Es ist schwer, über manche oft sehr persönliche Dinge solcher Fahrten zu berichten. Aber gerade sie sind meist besonders entscheidend für das Erlebnis der Landschaften. Denn Landschaft und Mensch werden, je mehr man sich in sie versenkt, zu einer Einheit. Wind und Wolkenzug, Licht und Schatten, Ebbe und Flut ziehen auch durch Blut und Atem, durch Denken, Wollen und Handeln der Menschen. Es ist eine magische Verbundenheit, vom Künstler erahnt, für die Wissenschaft noch ein Neuland, das aber keineswegs unbetreten bleiben wird. Es ist mir darum leichter geworden, von meinen Reisen zu erzählen, wenn ich sie gleichsam als die Erlebnisse Fremder beobachtend gestaltete. Auch sind viele meiner Fahrten so abenteuerlich gewesen, daß ein schlichter Bericht wie Aufschneiderei wirken würde. So habe ich sie zuweilen als Einzelgeschichten von Jan, Inge und Heio erzählen lassen, obgleich ich sie alle selbst erlebt habe.
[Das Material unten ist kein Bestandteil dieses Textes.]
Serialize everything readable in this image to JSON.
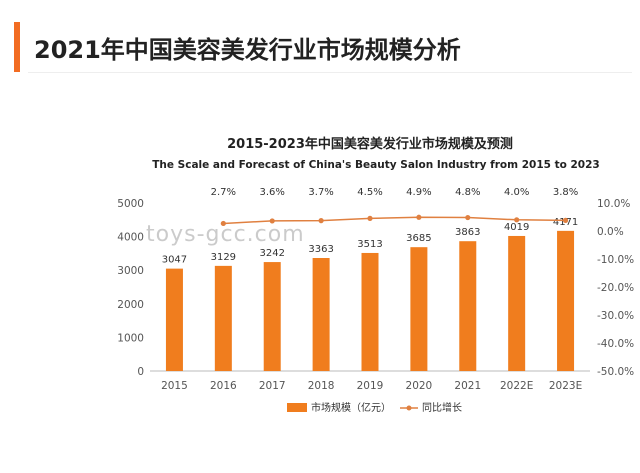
{
  "header": {
    "title": "2021年中国美容美发行业市场规模分析"
  },
  "watermark": "toys-gcc.com",
  "colors": {
    "accent": "#f26c22",
    "bar": "#f07d1e",
    "line": "#e08040",
    "text": "#333333",
    "axis": "#555555"
  },
  "chart_data": {
    "type": "bar",
    "title": "2015-2023年中国美容美发行业市场规模及预测",
    "subtitle": "The Scale and Forecast of China's Beauty Salon Industry from 2015 to 2023",
    "categories": [
      "2015",
      "2016",
      "2017",
      "2018",
      "2019",
      "2020",
      "2021",
      "2022E",
      "2023E"
    ],
    "series": [
      {
        "name": "市场规模（亿元）",
        "type": "bar",
        "axis": "left",
        "values": [
          3047,
          3129,
          3242,
          3363,
          3513,
          3685,
          3863,
          4019,
          4171
        ],
        "labels": [
          "3047",
          "3129",
          "3242",
          "3363",
          "3513",
          "3685",
          "3863",
          "4019",
          "4171"
        ]
      },
      {
        "name": "同比增长",
        "type": "line",
        "axis": "right",
        "values": [
          null,
          2.7,
          3.6,
          3.7,
          4.5,
          4.9,
          4.8,
          4.0,
          3.8
        ],
        "labels": [
          "",
          "2.7%",
          "3.6%",
          "3.7%",
          "4.5%",
          "4.9%",
          "4.8%",
          "4.0%",
          "3.8%"
        ]
      }
    ],
    "ylim_left": [
      0,
      5000
    ],
    "yticks_left": [
      "0",
      "1000",
      "2000",
      "3000",
      "4000",
      "5000"
    ],
    "ylim_right": [
      -50,
      10
    ],
    "yticks_right": [
      "-50.0%",
      "-40.0%",
      "-30.0%",
      "-20.0%",
      "-10.0%",
      "0.0%",
      "10.0%"
    ],
    "grid": false,
    "legend_position": "bottom"
  }
}
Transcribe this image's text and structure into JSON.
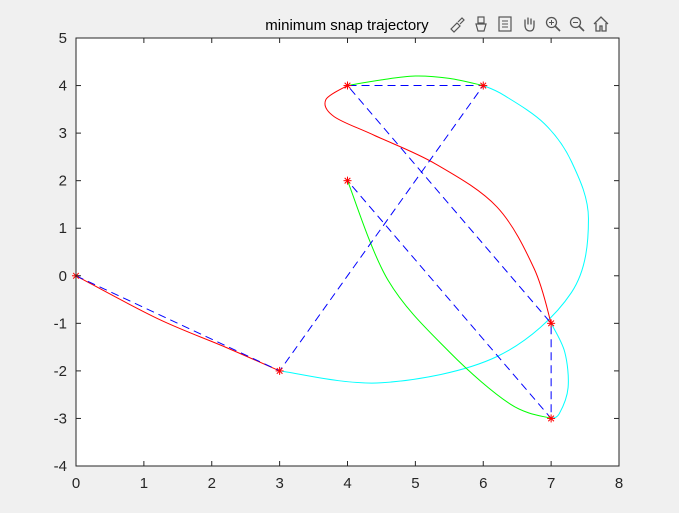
{
  "chart_data": {
    "type": "line",
    "title": "minimum snap trajectory",
    "xlabel": "",
    "ylabel": "",
    "xlim": [
      0,
      8
    ],
    "ylim": [
      -4,
      5
    ],
    "xticks": [
      "0",
      "1",
      "2",
      "3",
      "4",
      "5",
      "6",
      "7",
      "8"
    ],
    "yticks": [
      "-4",
      "-3",
      "-2",
      "-1",
      "0",
      "1",
      "2",
      "3",
      "4",
      "5"
    ],
    "grid": false,
    "waypoints": {
      "marker": "*",
      "color": "#ff0000",
      "x": [
        0,
        3,
        6,
        4,
        7,
        7,
        4
      ],
      "y": [
        0,
        -2,
        4,
        4,
        -1,
        -3,
        2
      ]
    },
    "waypoint_path": {
      "style": "dashed",
      "color": "#0000ff",
      "x": [
        0,
        3,
        6,
        4,
        7,
        7,
        4
      ],
      "y": [
        0,
        -2,
        4,
        4,
        -1,
        -3,
        2
      ]
    },
    "series": [
      {
        "color": "#ff0000",
        "x": [
          0,
          1.2,
          2.2,
          3
        ],
        "y": [
          0,
          -0.9,
          -1.5,
          -2
        ]
      },
      {
        "color": "#00ffff",
        "x": [
          3,
          4.5,
          6.2,
          7.3,
          7.55,
          7.3,
          6.9,
          6.3,
          6
        ],
        "y": [
          -2,
          -2.25,
          -1.7,
          -0.35,
          1.2,
          2.4,
          3.2,
          3.8,
          4
        ]
      },
      {
        "color": "#00ff00",
        "x": [
          6,
          5.5,
          5,
          4.5,
          4
        ],
        "y": [
          4,
          4.15,
          4.2,
          4.12,
          4
        ]
      },
      {
        "color": "#ff0000",
        "x": [
          4,
          3.68,
          3.8,
          4.4,
          5.3,
          6.2,
          6.75,
          7
        ],
        "y": [
          4,
          3.7,
          3.35,
          2.95,
          2.35,
          1.45,
          0.15,
          -1
        ]
      },
      {
        "color": "#00ffff",
        "x": [
          7,
          7.2,
          7.25,
          7.12,
          7
        ],
        "y": [
          -1,
          -1.6,
          -2.35,
          -2.9,
          -3
        ]
      },
      {
        "color": "#00ff00",
        "x": [
          7,
          6.4,
          5.5,
          4.6,
          4
        ],
        "y": [
          -3,
          -2.7,
          -1.6,
          -0.1,
          2
        ]
      }
    ]
  },
  "toolbar": {
    "icons": [
      "brush-data-icon",
      "clear-icon",
      "datatip-icon",
      "pan-icon",
      "zoom-in-icon",
      "zoom-out-icon",
      "home-icon"
    ]
  }
}
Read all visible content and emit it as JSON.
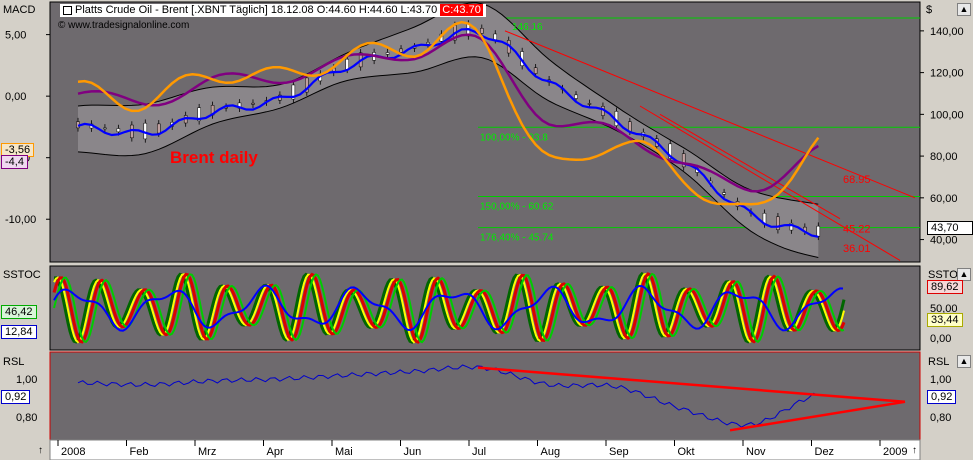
{
  "header": {
    "instrument": "Platts Crude Oil - Brent [.XBNT  Täglich] 18.12.08",
    "ohlc_open": "O:44.60",
    "ohlc_high": "H:44.60",
    "ohlc_low": "L:43.70",
    "ohlc_close": "C:43.70",
    "website": "www.tradesignalonline.com",
    "currency": "$"
  },
  "annotation": "Brent daily",
  "panels": {
    "macd": {
      "title": "MACD",
      "left_ticks": [
        "5,00",
        "0,00",
        "-5,00",
        "-10,00"
      ],
      "left_tick_values": [
        5,
        0,
        -5,
        -10
      ],
      "readout_1": "-3,56",
      "readout_2": "-4,4"
    },
    "price": {
      "right_ticks": [
        "140,00",
        "120,00",
        "100,00",
        "80,00",
        "60,00",
        "40,00"
      ],
      "right_tick_values": [
        140,
        120,
        100,
        80,
        60,
        40
      ],
      "last_price": "43,70",
      "fib_levels": [
        {
          "label": "",
          "value": 146.16
        },
        {
          "label": "100,00% - 93.8",
          "value": 93.8
        },
        {
          "label": "150,00% - 60.62",
          "value": 60.62
        },
        {
          "label": "176,40% - 45.74",
          "value": 45.74
        }
      ],
      "annotations": [
        {
          "text": "68.95",
          "value": 68.95
        },
        {
          "text": "45.22",
          "value": 45.22
        },
        {
          "text": "36.01",
          "value": 36.01
        }
      ]
    },
    "sstoc": {
      "title": "SSTOC",
      "left_readout_1": "46,42",
      "left_readout_2": "12,84",
      "right_title": "SSTOC",
      "right_readout_1": "89,62",
      "right_readout_2": "33,44",
      "right_ticks": [
        "50,00",
        "0,00"
      ]
    },
    "rsl": {
      "title": "RSL",
      "left_ticks": [
        "1,00",
        "0,80"
      ],
      "left_readout": "0,92",
      "right_title": "RSL",
      "right_ticks": [
        "1,00",
        "0,80"
      ],
      "right_readout": "0,92"
    }
  },
  "x_axis": {
    "labels": [
      "2008",
      "Feb",
      "Mrz",
      "Apr",
      "Mai",
      "Jun",
      "Jul",
      "Aug",
      "Sep",
      "Okt",
      "Nov",
      "Dez",
      "2009"
    ]
  },
  "colors": {
    "panel_bg": "#6e6a6e",
    "chrome": "#d4d0c8",
    "macd_fast": "#ff9900",
    "macd_slow": "#800080",
    "price_ma": "#0000ff",
    "fib_line": "#00cc00",
    "trend_line": "#ff0000",
    "stoch_red": "#dd0000",
    "stoch_green": "#00cc00",
    "stoch_yellow": "#ffff00",
    "rsl_line": "#0000cc",
    "annotation_text": "#ff0000"
  },
  "chart_data": {
    "type": "line",
    "x": [
      "2008",
      "Feb",
      "Mrz",
      "Apr",
      "Mai",
      "Jun",
      "Jul",
      "Aug",
      "Sep",
      "Okt",
      "Nov",
      "Dez"
    ],
    "series": [
      {
        "values": [
          95,
          92,
          102,
          108,
          124,
          132,
          140,
          116,
          98,
          78,
          53,
          44
        ]
      },
      {
        "values": [
          0.5,
          -0.4,
          1.8,
          1.6,
          3.2,
          4.0,
          4.6,
          -5.5,
          -3.6,
          -6.5,
          -9.5,
          -3.56
        ]
      },
      {
        "values": [
          0.2,
          -0.5,
          1.2,
          1.5,
          2.8,
          3.5,
          4.2,
          -2.0,
          -2.8,
          -5.5,
          -7.5,
          -4.4
        ]
      },
      {
        "values": [
          0.98,
          0.97,
          0.99,
          1.0,
          1.02,
          1.04,
          1.06,
          0.97,
          0.96,
          0.84,
          0.76,
          0.92
        ]
      }
    ],
    "price_ylim": [
      35,
      150
    ],
    "macd_ylim": [
      -12.5,
      7
    ],
    "rsl_ylim": [
      0.7,
      1.1
    ],
    "grid": false,
    "legend": "none"
  }
}
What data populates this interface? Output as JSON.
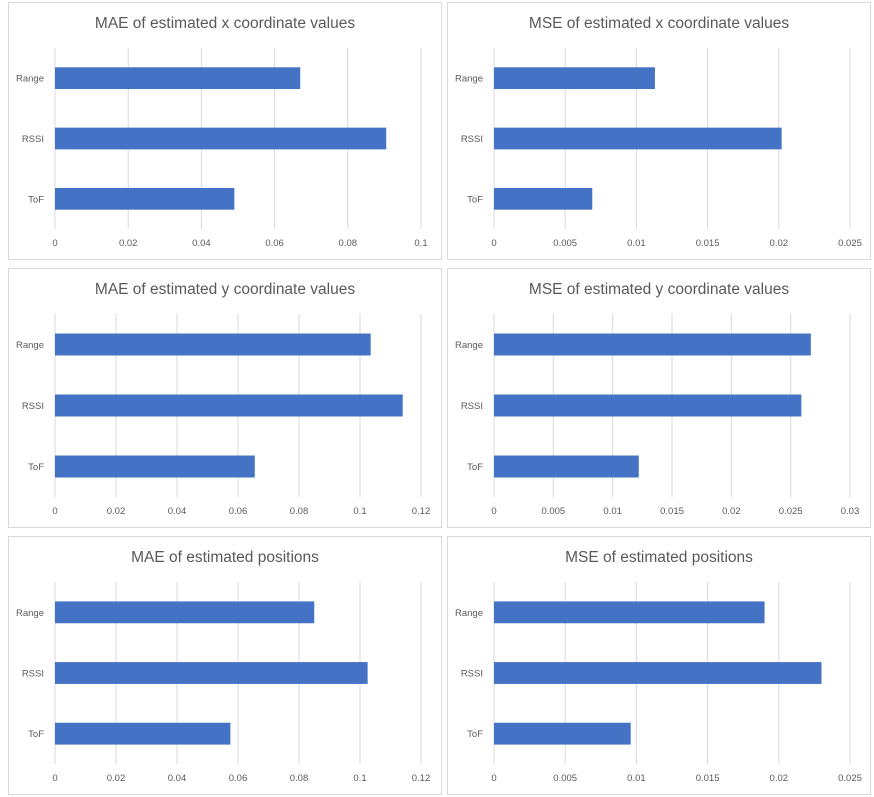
{
  "chart_data": [
    {
      "type": "bar",
      "orientation": "horizontal",
      "title": "MAE of estimated x coordinate values",
      "categories": [
        "Range",
        "RSSI",
        "ToF"
      ],
      "values": [
        0.067,
        0.0905,
        0.049
      ],
      "xlim": [
        0,
        0.1
      ],
      "ticks": [
        "0",
        "0.02",
        "0.04",
        "0.06",
        "0.08",
        "0.1"
      ],
      "grid": true,
      "bar_color": "#4472c4"
    },
    {
      "type": "bar",
      "orientation": "horizontal",
      "title": "MSE of estimated x coordinate values",
      "categories": [
        "Range",
        "RSSI",
        "ToF"
      ],
      "values": [
        0.0113,
        0.0202,
        0.0069
      ],
      "xlim": [
        0,
        0.025
      ],
      "ticks": [
        "0",
        "0.005",
        "0.01",
        "0.015",
        "0.02",
        "0.025"
      ],
      "grid": true,
      "bar_color": "#4472c4"
    },
    {
      "type": "bar",
      "orientation": "horizontal",
      "title": "MAE of estimated y coordinate values",
      "categories": [
        "Range",
        "RSSI",
        "ToF"
      ],
      "values": [
        0.1035,
        0.114,
        0.0655
      ],
      "xlim": [
        0,
        0.12
      ],
      "ticks": [
        "0",
        "0.02",
        "0.04",
        "0.06",
        "0.08",
        "0.1",
        "0.12"
      ],
      "grid": true,
      "bar_color": "#4472c4"
    },
    {
      "type": "bar",
      "orientation": "horizontal",
      "title": "MSE of estimated y coordinate values",
      "categories": [
        "Range",
        "RSSI",
        "ToF"
      ],
      "values": [
        0.0267,
        0.0259,
        0.0122
      ],
      "xlim": [
        0,
        0.03
      ],
      "ticks": [
        "0",
        "0.005",
        "0.01",
        "0.015",
        "0.02",
        "0.025",
        "0.03"
      ],
      "grid": true,
      "bar_color": "#4472c4"
    },
    {
      "type": "bar",
      "orientation": "horizontal",
      "title": "MAE of estimated positions",
      "categories": [
        "Range",
        "RSSI",
        "ToF"
      ],
      "values": [
        0.085,
        0.1025,
        0.0575
      ],
      "xlim": [
        0,
        0.12
      ],
      "ticks": [
        "0",
        "0.02",
        "0.04",
        "0.06",
        "0.08",
        "0.1",
        "0.12"
      ],
      "grid": true,
      "bar_color": "#4472c4"
    },
    {
      "type": "bar",
      "orientation": "horizontal",
      "title": "MSE of estimated positions",
      "categories": [
        "Range",
        "RSSI",
        "ToF"
      ],
      "values": [
        0.019,
        0.023,
        0.0096
      ],
      "xlim": [
        0,
        0.025
      ],
      "ticks": [
        "0",
        "0.005",
        "0.01",
        "0.015",
        "0.02",
        "0.025"
      ],
      "grid": true,
      "bar_color": "#4472c4"
    }
  ]
}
Von meinen jahrelangen Forschungen, Fahrten und Abenteuern in allen Teilen dieses Wattengebietes kann ich die drei Kameraden berichten lassen, die ich hier zum Eingang vorstelle - Fahrten, die Mühe und Schweiß, Gefahr und bittere Todesangst, aber auch ein reiches Glücksgefühl schenkten, wie jedes Vordringen ins Unbekannte, das mit ganzem Herzen geschieht.